I was opposed to the war before it was easy to do so -- back in my race for the US Senate in 2002. Like most candidates, I was being told by our consultants and the Democrats in Washington that we would should not take a stand against the war. Even then in 2001 and 2002, I knew that the war was the wrong approach and that it was going to be critically important to oppose the administration's plans.
I also feared that states like Maine would pay a disproportionate share of losses -- as do other small rural states -- because of the involvement of the National Guard. Unfortunately, this has turned out to be all too true. I have always been opposed to the war, I have been angry about it like so many Americans, and I am deeply worried now about the likelihood of the administration making a disastrous move into Iran. This is one of the most important reasons that I chose to run for Congress.
I have also done some international travel for my work, and am deeply discouraged to see how this misguided administration has done enormous damage to our reputation around the globe.
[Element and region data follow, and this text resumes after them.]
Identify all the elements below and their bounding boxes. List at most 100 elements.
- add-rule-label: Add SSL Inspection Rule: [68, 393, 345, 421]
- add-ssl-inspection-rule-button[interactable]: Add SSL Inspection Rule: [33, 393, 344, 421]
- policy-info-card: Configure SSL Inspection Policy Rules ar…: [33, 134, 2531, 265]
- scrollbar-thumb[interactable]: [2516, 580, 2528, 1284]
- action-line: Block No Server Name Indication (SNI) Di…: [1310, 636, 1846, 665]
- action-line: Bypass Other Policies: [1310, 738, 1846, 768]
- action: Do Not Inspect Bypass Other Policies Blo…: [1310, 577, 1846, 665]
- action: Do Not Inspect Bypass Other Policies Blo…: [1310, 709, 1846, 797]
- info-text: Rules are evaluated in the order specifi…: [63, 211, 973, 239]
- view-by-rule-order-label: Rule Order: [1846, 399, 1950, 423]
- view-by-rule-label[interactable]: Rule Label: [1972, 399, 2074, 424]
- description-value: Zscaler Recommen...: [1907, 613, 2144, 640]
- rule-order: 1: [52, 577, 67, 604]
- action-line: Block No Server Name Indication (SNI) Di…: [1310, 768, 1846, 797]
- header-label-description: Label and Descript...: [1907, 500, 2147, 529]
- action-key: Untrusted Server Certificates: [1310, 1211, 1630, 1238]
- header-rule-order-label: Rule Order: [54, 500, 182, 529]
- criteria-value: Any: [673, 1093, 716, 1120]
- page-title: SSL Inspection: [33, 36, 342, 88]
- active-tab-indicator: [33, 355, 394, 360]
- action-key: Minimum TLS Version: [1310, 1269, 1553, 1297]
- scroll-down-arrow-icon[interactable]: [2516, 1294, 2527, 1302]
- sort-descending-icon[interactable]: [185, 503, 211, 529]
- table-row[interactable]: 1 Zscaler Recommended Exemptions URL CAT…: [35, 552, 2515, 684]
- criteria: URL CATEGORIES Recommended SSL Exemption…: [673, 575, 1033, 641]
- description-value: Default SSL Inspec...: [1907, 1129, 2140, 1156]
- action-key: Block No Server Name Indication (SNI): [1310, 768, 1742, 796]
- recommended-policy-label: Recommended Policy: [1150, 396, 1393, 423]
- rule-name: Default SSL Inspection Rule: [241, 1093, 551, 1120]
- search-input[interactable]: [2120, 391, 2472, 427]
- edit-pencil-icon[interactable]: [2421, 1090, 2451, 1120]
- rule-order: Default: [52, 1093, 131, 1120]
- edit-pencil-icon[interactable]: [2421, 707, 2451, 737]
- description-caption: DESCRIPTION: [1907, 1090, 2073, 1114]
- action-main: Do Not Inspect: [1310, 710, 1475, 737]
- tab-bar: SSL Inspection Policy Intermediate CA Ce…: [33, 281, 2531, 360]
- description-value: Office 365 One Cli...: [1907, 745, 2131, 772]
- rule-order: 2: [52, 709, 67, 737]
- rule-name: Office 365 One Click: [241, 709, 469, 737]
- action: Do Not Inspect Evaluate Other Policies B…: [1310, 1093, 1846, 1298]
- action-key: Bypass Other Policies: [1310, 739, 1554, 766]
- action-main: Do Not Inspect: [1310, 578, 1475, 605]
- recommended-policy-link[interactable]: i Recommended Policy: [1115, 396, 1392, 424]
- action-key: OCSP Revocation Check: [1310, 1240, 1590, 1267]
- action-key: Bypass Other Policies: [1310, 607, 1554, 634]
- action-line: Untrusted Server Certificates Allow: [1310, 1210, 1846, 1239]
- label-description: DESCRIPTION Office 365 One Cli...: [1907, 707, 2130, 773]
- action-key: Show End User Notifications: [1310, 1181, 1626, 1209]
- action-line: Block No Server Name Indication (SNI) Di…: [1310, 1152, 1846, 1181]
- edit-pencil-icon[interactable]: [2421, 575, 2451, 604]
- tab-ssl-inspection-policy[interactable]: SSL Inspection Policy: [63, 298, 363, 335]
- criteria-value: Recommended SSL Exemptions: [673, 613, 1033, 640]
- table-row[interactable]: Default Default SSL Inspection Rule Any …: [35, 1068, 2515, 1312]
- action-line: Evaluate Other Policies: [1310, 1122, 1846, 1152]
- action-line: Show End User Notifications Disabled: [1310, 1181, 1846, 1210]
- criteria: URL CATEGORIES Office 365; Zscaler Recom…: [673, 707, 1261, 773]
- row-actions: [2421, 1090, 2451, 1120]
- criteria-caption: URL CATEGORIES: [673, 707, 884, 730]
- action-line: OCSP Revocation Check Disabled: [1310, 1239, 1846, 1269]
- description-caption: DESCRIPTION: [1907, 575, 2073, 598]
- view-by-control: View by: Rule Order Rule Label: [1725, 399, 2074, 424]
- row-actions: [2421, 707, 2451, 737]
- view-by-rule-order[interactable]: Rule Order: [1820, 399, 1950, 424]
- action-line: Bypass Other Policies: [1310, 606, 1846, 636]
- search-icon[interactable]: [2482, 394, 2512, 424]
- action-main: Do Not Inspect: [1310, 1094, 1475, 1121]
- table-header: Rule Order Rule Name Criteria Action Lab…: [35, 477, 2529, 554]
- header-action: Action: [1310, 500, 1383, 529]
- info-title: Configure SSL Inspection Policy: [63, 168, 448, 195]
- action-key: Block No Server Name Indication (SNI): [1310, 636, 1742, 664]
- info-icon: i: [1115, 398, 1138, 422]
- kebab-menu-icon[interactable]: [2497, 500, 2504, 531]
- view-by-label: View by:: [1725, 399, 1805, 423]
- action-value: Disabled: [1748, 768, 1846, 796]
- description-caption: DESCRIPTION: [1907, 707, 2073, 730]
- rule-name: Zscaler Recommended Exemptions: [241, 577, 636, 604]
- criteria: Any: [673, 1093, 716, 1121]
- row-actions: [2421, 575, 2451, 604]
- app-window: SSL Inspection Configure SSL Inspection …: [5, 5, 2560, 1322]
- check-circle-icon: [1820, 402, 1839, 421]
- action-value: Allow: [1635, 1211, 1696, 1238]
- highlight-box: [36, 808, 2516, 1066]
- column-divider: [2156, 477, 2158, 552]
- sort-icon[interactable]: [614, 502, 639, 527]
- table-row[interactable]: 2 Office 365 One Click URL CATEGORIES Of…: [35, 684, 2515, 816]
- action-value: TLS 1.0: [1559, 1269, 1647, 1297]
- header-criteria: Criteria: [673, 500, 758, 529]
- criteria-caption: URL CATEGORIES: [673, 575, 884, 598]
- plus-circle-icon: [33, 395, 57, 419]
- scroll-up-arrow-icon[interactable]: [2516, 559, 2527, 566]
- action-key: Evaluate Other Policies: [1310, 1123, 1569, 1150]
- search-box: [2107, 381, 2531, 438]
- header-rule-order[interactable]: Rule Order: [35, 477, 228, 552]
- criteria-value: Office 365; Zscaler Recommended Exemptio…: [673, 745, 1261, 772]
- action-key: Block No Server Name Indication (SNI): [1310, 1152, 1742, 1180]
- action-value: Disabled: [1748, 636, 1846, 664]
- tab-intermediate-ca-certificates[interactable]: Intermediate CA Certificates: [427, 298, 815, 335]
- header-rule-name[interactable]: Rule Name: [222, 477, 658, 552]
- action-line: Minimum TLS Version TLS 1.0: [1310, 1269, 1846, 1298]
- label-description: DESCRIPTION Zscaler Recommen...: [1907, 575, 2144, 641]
Even with a new Congress and hopefully a very new direction in the White House after 2008, we will have a lot of repair work to do.
There is a huge class of newly Democrats in Congress, what do you think of their performance so far and how would you make an impact?
There are some wonderful new people who have been elected -- and some great veteran members who now have their voice and power back again. It is good to finally see a congress that is taking its oversight role more seriously and is willing to fight back on the war and worker's issues. That said, we have a long way to go and this Congress will not enjoy a position of power for very long if the public does not feel that they are showing courage in taking on the problems that concern Americans every day -- the war, the issues of health care in our country, and the loss of good jobs.
I spent eight years in the Maine Senate, where I was never afraid to take on a big fight. I am proud to be one of the first legislators to lead a successful fight on drug pricing with the pharmaceutical manufacturers -- a successful battle that took us all the way to the U.S. Supreme Court. I have also led on environmental issues, for workers, for low-income women seeking education, and on issues of corporate accountability.
I have found that we can't be afraid of bold ideas and taking on the big bully in politics. The people will be with us in these battles. I have learned that it is often the politicians who need to be convinced. I would love to be a force for real change in Washington and certainly wouldn't be shy about making my voice heard. Everyday working Americans are waiting for us to speak up for them and lead on the issues that impact their lives.